Sentimen
Negatif (94%)
7 Okt 2024 : 00.23
Informasi Tambahan

Institusi: UGM

Perempuan Lebih Rentan dari Dampak Perubahan Iklim

7 Okt 2024 : 07.23 Views 3

Harianjogja.com Harianjogja.com Jenis Media: News

Perempuan Lebih Rentan dari Dampak Perubahan Iklim

JOGJA-Kepala Bidang Kualitas Hidup (KLH) Dinas Pemberdayaan Perempuan, Perlindungan Anak dan Pengendalian Penduduk (DP3AP2) DIY, Rofiqoh Widiastuti menilai perempuan dan anak paling beresiko terkena dampak dari perubahan iklim, mulai dari krisis pangan, kesehatan dan sanitasi, akses air bersih, hingga ekonomi.

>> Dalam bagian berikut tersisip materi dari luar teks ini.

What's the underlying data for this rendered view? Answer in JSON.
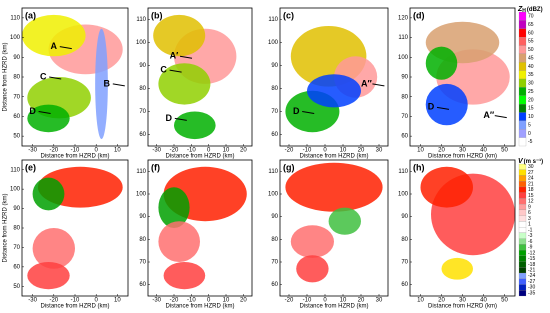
{
  "axis_label": "Distance from HZRD (km)",
  "panels": [
    {
      "label": "(a)",
      "xticks": [
        "-30",
        "-20",
        "-10",
        "0",
        "10"
      ],
      "yticks": [
        "50",
        "60",
        "70",
        "80",
        "90",
        "100",
        "110"
      ],
      "annotations": [
        "A",
        "B",
        "C",
        "D"
      ]
    },
    {
      "label": "(b)",
      "xticks": [
        "-30",
        "-20",
        "-10",
        "0",
        "10",
        "20"
      ],
      "yticks": [
        "60",
        "70",
        "80",
        "90",
        "100",
        "110"
      ],
      "annotations": [
        "A′",
        "C",
        "D"
      ]
    },
    {
      "label": "(c)",
      "xticks": [
        "-20",
        "-10",
        "0",
        "10",
        "20",
        "30"
      ],
      "yticks": [
        "60",
        "70",
        "80",
        "90",
        "100",
        "110"
      ],
      "annotations": [
        "A″",
        "D"
      ]
    },
    {
      "label": "(d)",
      "xticks": [
        "10",
        "20",
        "30",
        "40",
        "50"
      ],
      "yticks": [
        "60",
        "70",
        "80",
        "90",
        "100",
        "110",
        "120"
      ],
      "annotations": [
        "D",
        "A″"
      ]
    },
    {
      "label": "(e)",
      "xticks": [
        "-30",
        "-20",
        "-10",
        "0",
        "10"
      ],
      "yticks": [
        "50",
        "60",
        "70",
        "80",
        "90",
        "100",
        "110"
      ],
      "annotations": []
    },
    {
      "label": "(f)",
      "xticks": [
        "-30",
        "-20",
        "-10",
        "0",
        "10",
        "20"
      ],
      "yticks": [
        "60",
        "70",
        "80",
        "90",
        "100",
        "110"
      ],
      "annotations": []
    },
    {
      "label": "(g)",
      "xticks": [
        "-20",
        "-10",
        "0",
        "10",
        "20",
        "30"
      ],
      "yticks": [
        "60",
        "70",
        "80",
        "90",
        "100",
        "110"
      ],
      "annotations": []
    },
    {
      "label": "(h)",
      "xticks": [
        "10",
        "20",
        "30",
        "40",
        "50"
      ],
      "yticks": [
        "60",
        "70",
        "80",
        "90",
        "100",
        "110"
      ],
      "annotations": []
    }
  ],
  "colorbar_reflectivity": {
    "symbol": "Z",
    "subscript": "H",
    "unit": "(dBZ)",
    "ticks": [
      "70",
      "65",
      "60",
      "55",
      "50",
      "45",
      "40",
      "35",
      "30",
      "25",
      "20",
      "15",
      "10",
      "5",
      "0",
      "-5"
    ]
  },
  "colorbar_velocity": {
    "symbol": "V",
    "unit": "(m s⁻¹)",
    "ticks": [
      "30",
      "27",
      "24",
      "21",
      "18",
      "15",
      "12",
      "9",
      "6",
      "3",
      "1",
      "-1",
      "-3",
      "-6",
      "-9",
      "-12",
      "-15",
      "-18",
      "-21",
      "-24",
      "-27",
      "-30",
      "-35"
    ]
  }
}
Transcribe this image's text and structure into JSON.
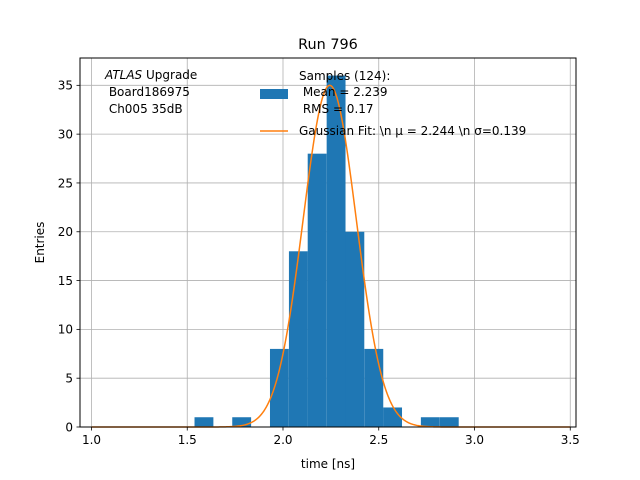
{
  "chart_data": {
    "type": "bar",
    "title": "Run 796",
    "xlabel": "time [ns]",
    "ylabel": "Entries",
    "xlim": [
      0.94,
      3.53
    ],
    "ylim": [
      0,
      37.8
    ],
    "grid": true,
    "x_ticks": [
      1.0,
      1.5,
      2.0,
      2.5,
      3.0,
      3.5
    ],
    "x_tick_labels": [
      "1.0",
      "1.5",
      "2.0",
      "2.5",
      "3.0",
      "3.5"
    ],
    "y_ticks": [
      0,
      5,
      10,
      15,
      20,
      25,
      30,
      35
    ],
    "y_tick_labels": [
      "0",
      "5",
      "10",
      "15",
      "20",
      "25",
      "30",
      "35"
    ],
    "bin_width": 0.0985,
    "bins": [
      {
        "x0": 1.538,
        "count": 1
      },
      {
        "x0": 1.735,
        "count": 1
      },
      {
        "x0": 1.932,
        "count": 8
      },
      {
        "x0": 2.031,
        "count": 18
      },
      {
        "x0": 2.129,
        "count": 28
      },
      {
        "x0": 2.228,
        "count": 36
      },
      {
        "x0": 2.326,
        "count": 20
      },
      {
        "x0": 2.425,
        "count": 8
      },
      {
        "x0": 2.523,
        "count": 2
      },
      {
        "x0": 2.72,
        "count": 1
      },
      {
        "x0": 2.819,
        "count": 1
      }
    ],
    "fit": {
      "mu": 2.244,
      "sigma": 0.139,
      "amplitude": 35,
      "x_range": [
        1.0,
        3.5
      ]
    },
    "annotation_lines": [
      "ATLAS Upgrade",
      " Board186975",
      " Ch005 35dB"
    ],
    "annotation_italic": "ATLAS",
    "annotation_rest": " Upgrade",
    "legend": {
      "position": "top-right",
      "entries": [
        {
          "kind": "patch",
          "color": "#1f77b4",
          "lines": [
            "Samples (124):",
            " Mean = 2.239",
            " RMS = 0.17"
          ]
        },
        {
          "kind": "line",
          "color": "#ff7f0e",
          "label": "Gaussian Fit: \\n μ = 2.244 \\n σ=0.139"
        }
      ]
    },
    "colors": {
      "bars": "#1f77b4",
      "fit": "#ff7f0e",
      "grid": "#b0b0b0",
      "axes": "#000000"
    }
  }
}
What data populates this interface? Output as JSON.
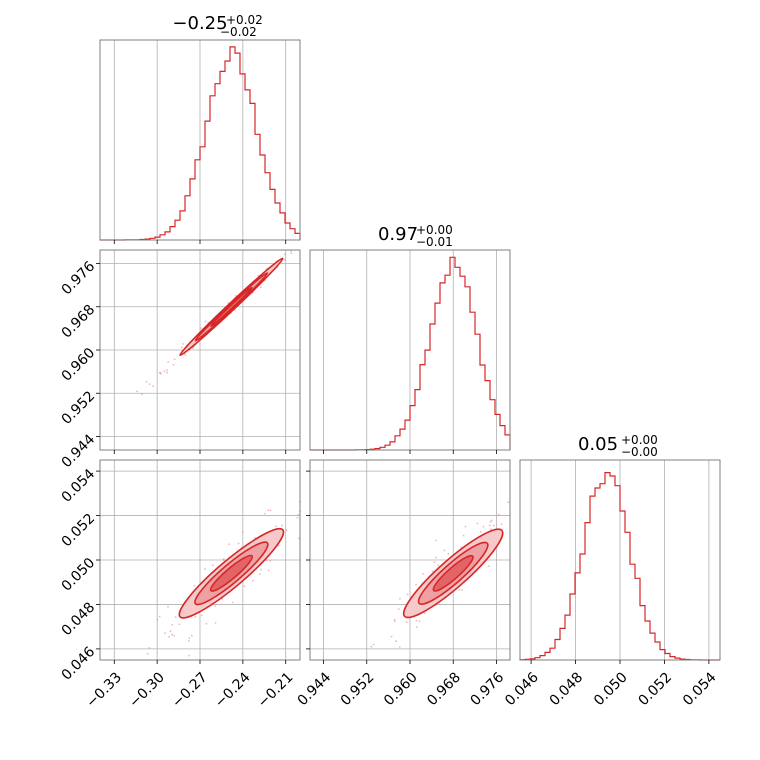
{
  "colors": {
    "accent": "#d62728",
    "grid": "#b0b0b0",
    "frame": "#7f7f7f"
  },
  "chart_data": {
    "type": "corner",
    "grid": true,
    "parameters": [
      {
        "range": [
          -0.34,
          -0.2
        ],
        "ticks": [
          -0.33,
          -0.3,
          -0.27,
          -0.24,
          -0.21
        ],
        "tick_labels": [
          "−0.33",
          "−0.30",
          "−0.27",
          "−0.24",
          "−0.21"
        ],
        "title": {
          "median": "−0.25",
          "plus": "+0.02",
          "minus": "−0.02"
        },
        "hist": {
          "center": -0.248,
          "sigma": 0.018,
          "peak": 0.92
        }
      },
      {
        "range": [
          0.9415,
          0.9785
        ],
        "ticks": [
          0.944,
          0.952,
          0.96,
          0.968,
          0.976
        ],
        "tick_labels": [
          "0.944",
          "0.952",
          "0.960",
          "0.968",
          "0.976"
        ],
        "title": {
          "median": "0.97",
          "plus": "+0.00",
          "minus": "−0.01"
        },
        "hist": {
          "center": 0.968,
          "sigma": 0.0045,
          "peak": 0.93
        }
      },
      {
        "range": [
          0.0455,
          0.0545
        ],
        "ticks": [
          0.046,
          0.048,
          0.05,
          0.052,
          0.054
        ],
        "tick_labels": [
          "0.046",
          "0.048",
          "0.050",
          "0.052",
          "0.054"
        ],
        "title": {
          "median": "0.05",
          "plus": "+0.00",
          "minus": "−0.00"
        },
        "hist": {
          "center": 0.0494,
          "sigma": 0.00105,
          "peak": 0.93
        }
      }
    ],
    "hist_bins": 40,
    "contour_levels": 3
  }
}
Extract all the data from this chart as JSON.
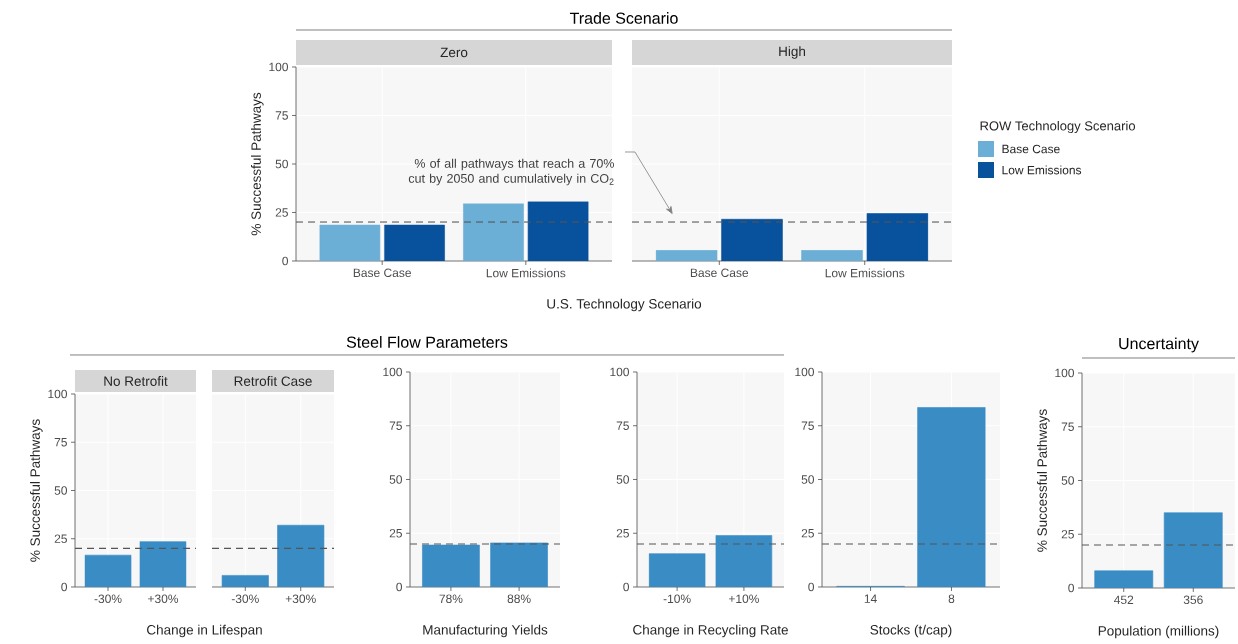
{
  "chart_data": [
    {
      "type": "bar",
      "title": "Zero",
      "annotations": [
        "Trade Scenario"
      ],
      "categories": [
        "Base Case",
        "Low Emissions"
      ],
      "series": [
        {
          "color": "#6baed6",
          "values": [
            18.5,
            29.5
          ]
        },
        {
          "color": "#08519c",
          "values": [
            18.5,
            30.5
          ]
        }
      ],
      "xlabel": "U.S. Technology Scenario",
      "ylabel": "% Successful Pathways",
      "ylim": [
        0,
        100
      ],
      "yticks": [
        0,
        25,
        50,
        75,
        100
      ],
      "grid": true,
      "ref_lines": [
        {
          "axis": "y",
          "value": 20,
          "color": "#555555",
          "line_style": "dashed"
        }
      ]
    },
    {
      "type": "bar",
      "title": "High",
      "categories": [
        "Base Case",
        "Low Emissions"
      ],
      "series": [
        {
          "name": "Base Case",
          "color": "#6baed6",
          "values": [
            5.5,
            5.5
          ]
        },
        {
          "name": "Low Emissions",
          "color": "#08519c",
          "values": [
            21.5,
            24.5
          ]
        }
      ],
      "legend": "right",
      "legend_title": "ROW Technology Scenario",
      "annotations": [
        "% of all pathways that reach a 70% cut by 2050 and cumulatively in CO$_{2}$"
      ],
      "ylim": [
        0,
        100
      ],
      "yticks": [
        0,
        25,
        50,
        75,
        100
      ],
      "tick_labels": "x",
      "grid": true,
      "ref_lines": [
        {
          "axis": "y",
          "value": 20,
          "color": "#555555",
          "line_style": "dashed"
        }
      ]
    },
    {
      "type": "bar",
      "title": "No Retrofit",
      "annotations": [
        "Steel Flow Parameters"
      ],
      "categories": [
        "-30%",
        "+30%"
      ],
      "values": [
        16.5,
        23.5
      ],
      "color": "#3a8cc4",
      "xlabel": "Change in Lifespan",
      "ylabel": "% Successful Pathways",
      "ylim": [
        0,
        100
      ],
      "yticks": [
        0,
        25,
        50,
        75,
        100
      ],
      "grid": true,
      "ref_lines": [
        {
          "axis": "y",
          "value": 20,
          "color": "#555555",
          "line_style": "dashed"
        }
      ]
    },
    {
      "type": "bar",
      "title": "Retrofit Case",
      "categories": [
        "-30%",
        "+30%"
      ],
      "values": [
        6,
        32
      ],
      "color": "#3a8cc4",
      "ylim": [
        0,
        100
      ],
      "yticks": [
        0,
        25,
        50,
        75,
        100
      ],
      "tick_labels": "x",
      "grid": true,
      "ref_lines": [
        {
          "axis": "y",
          "value": 20,
          "color": "#555555",
          "line_style": "dashed"
        }
      ]
    },
    {
      "type": "bar",
      "categories": [
        "78%",
        "88%"
      ],
      "values": [
        19.5,
        20.5
      ],
      "color": "#3a8cc4",
      "xlabel": "Manufacturing Yields",
      "ylim": [
        0,
        100
      ],
      "yticks": [
        0,
        25,
        50,
        75,
        100
      ],
      "grid": true,
      "ref_lines": [
        {
          "axis": "y",
          "value": 20,
          "color": "#555555",
          "line_style": "dashed"
        }
      ]
    },
    {
      "type": "bar",
      "categories": [
        "-10%",
        "+10%"
      ],
      "values": [
        15.5,
        24
      ],
      "color": "#3a8cc4",
      "xlabel": "Change in Recycling Rate",
      "ylim": [
        0,
        100
      ],
      "yticks": [
        0,
        25,
        50,
        75,
        100
      ],
      "grid": true,
      "ref_lines": [
        {
          "axis": "y",
          "value": 20,
          "color": "#555555",
          "line_style": "dashed"
        }
      ]
    },
    {
      "type": "bar",
      "categories": [
        "14",
        "8"
      ],
      "values": [
        0.3,
        83.5
      ],
      "color": "#3a8cc4",
      "xlabel": "Stocks (t/cap)",
      "ylim": [
        0,
        100
      ],
      "yticks": [
        0,
        25,
        50,
        75,
        100
      ],
      "grid": true,
      "ref_lines": [
        {
          "axis": "y",
          "value": 20,
          "color": "#555555",
          "line_style": "dashed"
        }
      ]
    },
    {
      "type": "bar",
      "title": "Uncertainty",
      "categories": [
        "452",
        "356"
      ],
      "values": [
        8,
        35
      ],
      "color": "#3a8cc4",
      "xlabel": "Population (millions)",
      "ylabel": "% Successful Pathways",
      "ylim": [
        0,
        100
      ],
      "yticks": [
        0,
        25,
        50,
        75,
        100
      ],
      "grid": true,
      "ref_lines": [
        {
          "axis": "y",
          "value": 20,
          "color": "#555555",
          "line_style": "dashed"
        }
      ]
    }
  ]
}
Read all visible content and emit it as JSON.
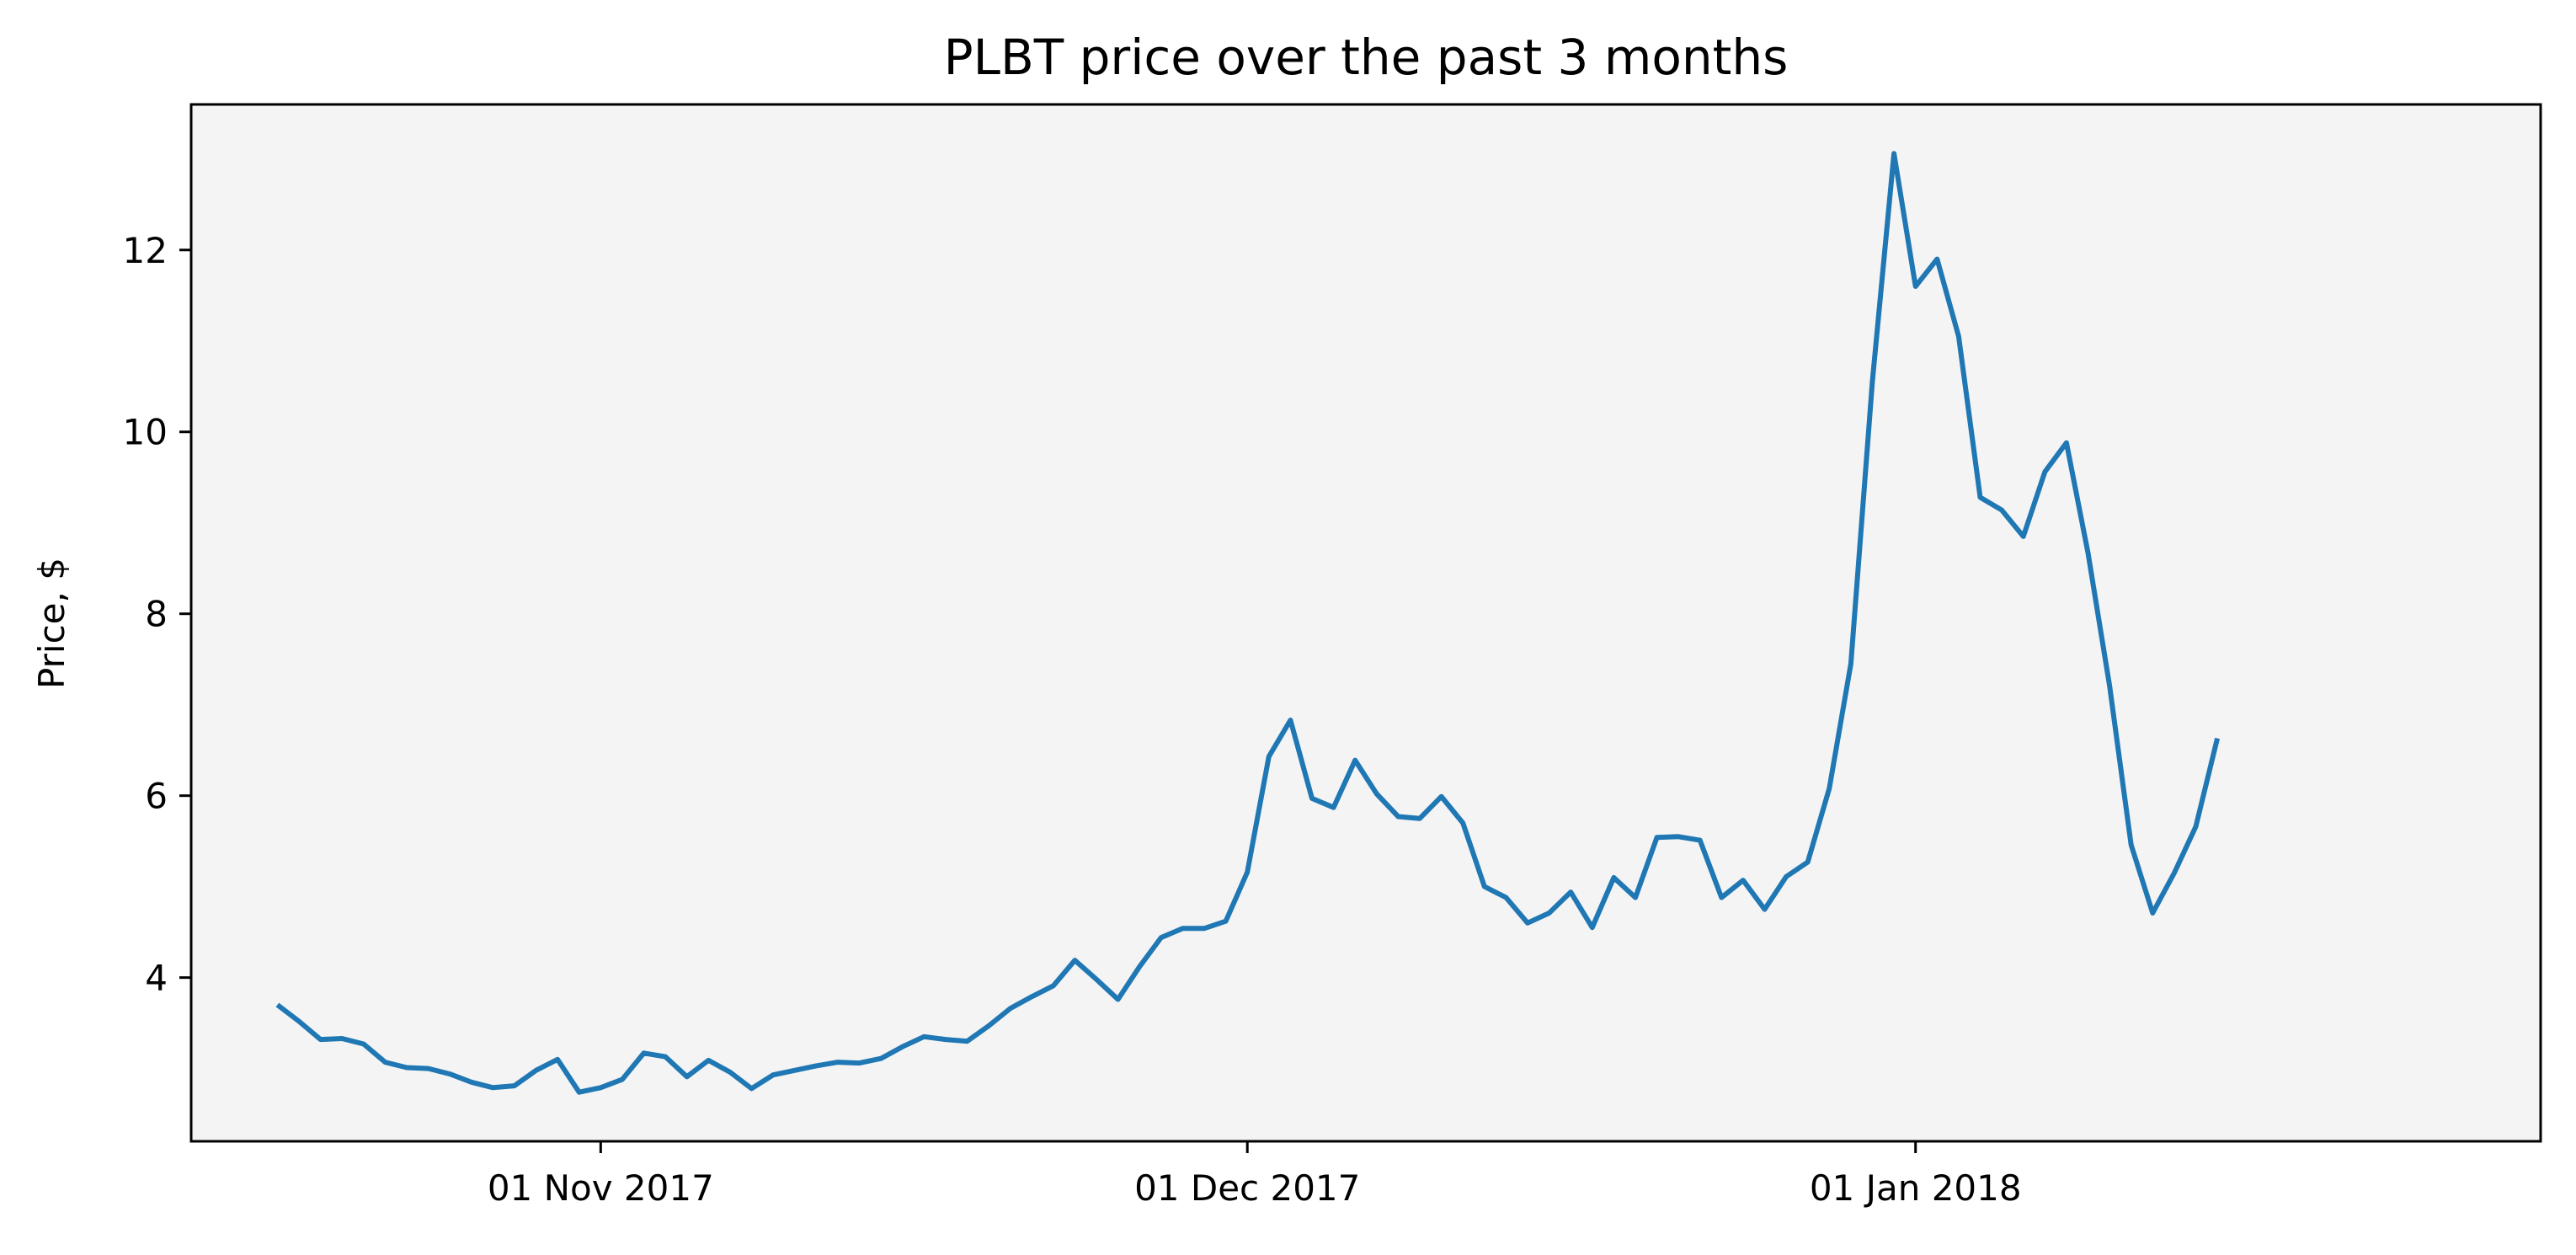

Belum lagi perempuan juga menghadapi hambatan sosial, ekonomi, dan politik yang membatasi kapasitas mereka untuk mengatasinya. "Keterbatasan mobilitas  menempatkan perempuan di daerah pedesaan pada suatu posisi di mana mereka dipengaruhi oleh perubahan iklim secara tidak proporsional," kata Rofiqoh dalam Talkshow di Radio Starjogja FM, Kantor Harian Jogja, Jumat (4/10/2024).

Talkshow Harmoni Keluarga dengan tema Perubahan Iklim dan Ekonomi Perempuan itu terselenggara atas kerjasama DP3AP2 DIY, Starjogja FM, dan Harian Jogja. Selain Rofiqoh Widiastuti, narasumber dalam Talkshow tersebut adalah Dosen pada Departemen Sosiologi Universitas Gadjah Mada (UGM), Yulida Pangastuti.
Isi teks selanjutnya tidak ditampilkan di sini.